Flexible hours at Stone Age

Reading Sonia Sodha on work schedules and the value of free time (“Covid has shown that flexible working is only a benefit for a select few”, Commentary) got me thinking about trying the anthropologist Marshall Sahlins, The Original Affluent Society, published over 50 years ago in which he demonstrated that for most of history, our hunter-gatherer ancestors devoted three hours a day to meeting their basic needs, leaving the rest of the time free for social and cultural activities. Other studies indicate that medieval peasants probably enjoyed more free time than those of us who lived in modern industrial societies.
Will Douglas Mann
Petrocstowe, Devon

Heroes of Operation Mincemeat

Given the renewed interest in Operation Mincemeat, now both film and musical (“The Legend of War Takes on a New Identity for Our Time”, Focus), it seems important to be specific about the nature of the company and its cultural representation.

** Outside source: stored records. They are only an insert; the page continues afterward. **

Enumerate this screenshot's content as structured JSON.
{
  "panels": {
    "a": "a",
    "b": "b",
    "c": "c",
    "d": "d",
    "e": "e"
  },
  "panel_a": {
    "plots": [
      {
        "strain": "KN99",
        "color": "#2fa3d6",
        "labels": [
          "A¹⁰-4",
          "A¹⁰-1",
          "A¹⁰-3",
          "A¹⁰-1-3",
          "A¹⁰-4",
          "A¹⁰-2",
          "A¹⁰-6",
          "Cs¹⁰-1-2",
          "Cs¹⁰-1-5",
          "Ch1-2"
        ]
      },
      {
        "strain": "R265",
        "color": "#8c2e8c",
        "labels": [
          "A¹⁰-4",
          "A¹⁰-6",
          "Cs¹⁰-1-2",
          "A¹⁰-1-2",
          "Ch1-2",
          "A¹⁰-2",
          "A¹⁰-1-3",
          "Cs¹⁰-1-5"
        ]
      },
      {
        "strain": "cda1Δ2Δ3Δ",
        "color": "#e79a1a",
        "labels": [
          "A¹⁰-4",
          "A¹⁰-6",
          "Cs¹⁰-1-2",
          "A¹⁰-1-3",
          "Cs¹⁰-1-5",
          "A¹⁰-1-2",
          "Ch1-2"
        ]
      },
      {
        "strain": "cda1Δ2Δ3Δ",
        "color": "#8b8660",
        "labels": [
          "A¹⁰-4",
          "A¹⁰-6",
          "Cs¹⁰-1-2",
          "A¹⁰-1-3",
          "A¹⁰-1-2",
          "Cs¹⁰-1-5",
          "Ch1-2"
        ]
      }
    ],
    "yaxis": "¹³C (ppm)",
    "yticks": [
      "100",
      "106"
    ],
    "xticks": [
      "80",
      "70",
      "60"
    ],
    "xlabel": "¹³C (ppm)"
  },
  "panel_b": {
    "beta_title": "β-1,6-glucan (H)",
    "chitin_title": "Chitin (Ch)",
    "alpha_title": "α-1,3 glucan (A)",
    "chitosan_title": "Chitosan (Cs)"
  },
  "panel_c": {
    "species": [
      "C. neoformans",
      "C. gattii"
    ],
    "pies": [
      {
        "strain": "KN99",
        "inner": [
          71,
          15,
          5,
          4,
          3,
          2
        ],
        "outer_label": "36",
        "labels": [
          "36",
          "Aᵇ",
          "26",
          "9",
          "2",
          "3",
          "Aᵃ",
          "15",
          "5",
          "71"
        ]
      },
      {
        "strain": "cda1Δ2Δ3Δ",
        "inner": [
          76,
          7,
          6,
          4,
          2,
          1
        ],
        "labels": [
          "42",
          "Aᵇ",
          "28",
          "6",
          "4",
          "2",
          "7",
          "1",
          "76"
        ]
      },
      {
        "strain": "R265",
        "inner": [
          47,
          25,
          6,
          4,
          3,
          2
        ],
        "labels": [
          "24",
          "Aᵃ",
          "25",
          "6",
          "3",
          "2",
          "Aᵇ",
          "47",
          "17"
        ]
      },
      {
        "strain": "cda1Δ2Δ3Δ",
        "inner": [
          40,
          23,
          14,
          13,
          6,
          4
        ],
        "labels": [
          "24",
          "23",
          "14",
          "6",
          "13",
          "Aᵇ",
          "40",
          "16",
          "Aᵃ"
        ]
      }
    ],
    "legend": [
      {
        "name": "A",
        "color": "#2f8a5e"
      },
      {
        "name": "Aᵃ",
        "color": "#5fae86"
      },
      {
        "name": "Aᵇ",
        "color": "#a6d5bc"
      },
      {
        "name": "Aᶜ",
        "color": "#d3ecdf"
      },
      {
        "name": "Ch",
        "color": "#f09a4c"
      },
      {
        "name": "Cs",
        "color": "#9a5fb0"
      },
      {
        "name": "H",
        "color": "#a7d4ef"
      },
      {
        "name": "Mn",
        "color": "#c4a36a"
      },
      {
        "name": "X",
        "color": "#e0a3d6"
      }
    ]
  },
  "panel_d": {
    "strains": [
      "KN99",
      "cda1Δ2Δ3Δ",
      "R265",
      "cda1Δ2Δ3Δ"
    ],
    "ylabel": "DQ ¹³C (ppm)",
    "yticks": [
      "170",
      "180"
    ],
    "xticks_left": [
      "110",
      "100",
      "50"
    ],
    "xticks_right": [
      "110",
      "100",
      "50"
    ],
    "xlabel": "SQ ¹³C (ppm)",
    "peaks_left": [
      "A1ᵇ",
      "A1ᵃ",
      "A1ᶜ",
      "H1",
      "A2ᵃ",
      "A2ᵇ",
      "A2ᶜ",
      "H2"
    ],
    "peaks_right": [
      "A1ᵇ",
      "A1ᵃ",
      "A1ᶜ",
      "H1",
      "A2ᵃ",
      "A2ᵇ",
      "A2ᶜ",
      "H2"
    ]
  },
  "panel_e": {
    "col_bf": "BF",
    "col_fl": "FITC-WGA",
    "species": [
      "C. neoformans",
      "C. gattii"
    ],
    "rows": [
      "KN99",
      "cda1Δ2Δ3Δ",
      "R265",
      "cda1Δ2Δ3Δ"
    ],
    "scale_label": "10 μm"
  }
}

One of the most remarkable theatrical works I have seen is the 2009 production Minced meat, by Adrian Jackson and Farhana Sheikh of Cardboard Citizens. He particularly focused on the homeless man – Glyndwr Michael – whose corpse made the adventure possible. Despite his pivotal role, he was described by Ewen Montagu, who concocted the plan, as “a bit of a scoundrel”.

History may be written by the victors, but it’s important not to forget those whose bodies – literally – made it possible. Fully acknowledging those who came before us would surely make our “finest hour” something to revisit.
Gareth Evans, Whitechapel Gallery
London E8

Rethink the thought of the day

On behalf of what I suspect are a number of your faith-based readers, I welcome Catherine Bennett’s justified criticism of recent contributions to Thought for the Day Radio 4 Today program (“I pray in vain for wisdom amid the platitudes of the Thought of the Day”, Commentary). A number have been downright embarrassing and only serve to discredit a faith-based worldview.

Assuming it is to continue to air, it’s time it was open to contributions from those who espouse a non-religious approach. It would more accurately reflect the society we live in, give voice to currently unrecognized ideas, and refresh a tired formula.